🤖 AI Summary
Existing evaluation metrics for text-to-video (T2V) generation—e.g., CLIPScore—provide only coarse-grained semantic alignment scores, failing to capture fine-grained spatiotemporal consistency and exhibiting substantial deviation from human preferences.
Method: We propose the first fine-grained, question-answering–based T2V alignment evaluation framework. It employs multi-agent parsing of text prompts, constructs atomic questions guided by semantic scene graphs, and leverages a knowledge-augmented video large language model (Video-LLM) for multi-stage commonsense reasoning.

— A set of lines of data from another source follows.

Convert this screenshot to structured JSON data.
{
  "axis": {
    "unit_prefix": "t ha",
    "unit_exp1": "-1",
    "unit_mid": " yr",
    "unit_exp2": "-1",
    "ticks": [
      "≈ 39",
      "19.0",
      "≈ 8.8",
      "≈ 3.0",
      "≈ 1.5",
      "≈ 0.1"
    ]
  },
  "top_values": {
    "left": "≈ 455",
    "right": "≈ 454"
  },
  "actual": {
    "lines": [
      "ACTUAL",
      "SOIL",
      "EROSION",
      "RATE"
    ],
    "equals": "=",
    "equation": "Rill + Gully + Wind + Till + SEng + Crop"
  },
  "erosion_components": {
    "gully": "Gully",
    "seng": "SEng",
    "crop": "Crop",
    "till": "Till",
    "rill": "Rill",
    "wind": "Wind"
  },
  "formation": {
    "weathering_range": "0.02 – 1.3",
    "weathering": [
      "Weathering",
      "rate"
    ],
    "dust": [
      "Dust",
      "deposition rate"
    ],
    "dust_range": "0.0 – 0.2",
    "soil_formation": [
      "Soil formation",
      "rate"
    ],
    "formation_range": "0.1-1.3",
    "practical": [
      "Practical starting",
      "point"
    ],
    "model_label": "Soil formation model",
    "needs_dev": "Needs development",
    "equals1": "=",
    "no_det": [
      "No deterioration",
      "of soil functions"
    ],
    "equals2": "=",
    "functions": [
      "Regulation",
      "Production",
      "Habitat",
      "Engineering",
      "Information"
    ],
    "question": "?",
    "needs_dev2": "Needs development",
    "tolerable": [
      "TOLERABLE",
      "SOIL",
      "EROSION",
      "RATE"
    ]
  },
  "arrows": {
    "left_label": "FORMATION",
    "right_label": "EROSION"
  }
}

Contribution/Results: We introduce the first large-scale T2V alignment benchmark (2K prompts, 12K questions), enabling interpretable, fine-grained assessment. Experiments show our metric achieves a Spearman correlation of 58.47% with human preferences—significantly outperforming CLIPScore (31.0%). Comprehensive evaluation of 15 state-of-the-art T2V models reveals their capability boundaries and shared limitations.
📝 Abstract
Precisely evaluating semantic alignment between text prompts and generated videos remains a challenge in Text-to-Video (T2V) Generation. Existing text-to-video alignment metrics like CLIPScore only generate coarse-grained scores without fine-grained alignment details, failing to align with human preference. To address this limitation, we propose ETVA, a novel Evaluation method of Text-to-Video Alignment via fine-grained question generation and answering. First, a multi-agent system parses prompts into semantic scene graphs to generate atomic questions. Then we design a knowledge-augmented multi-stage reasoning framework for question answering, where an auxiliary LLM first retrieves relevant common-sense knowledge (e.g., physical laws), and then video LLM answers the generated questions through a multi-stage reasoning mechanism. Extensive experiments demonstrate that ETVA achieves a Spearman's correlation coefficient of 58.47, showing a much higher correlation with human judgment than existing metrics which attain only 31.0. We also construct a comprehensive benchmark specifically designed for text-to-video alignment evaluation, featuring 2k diverse prompts and 12k atomic questions spanning 10 categories. Through a systematic evaluation of 15 existing text-to-video models, we identify their key capabilities and limitations, paving the way for next-generation T2V generation.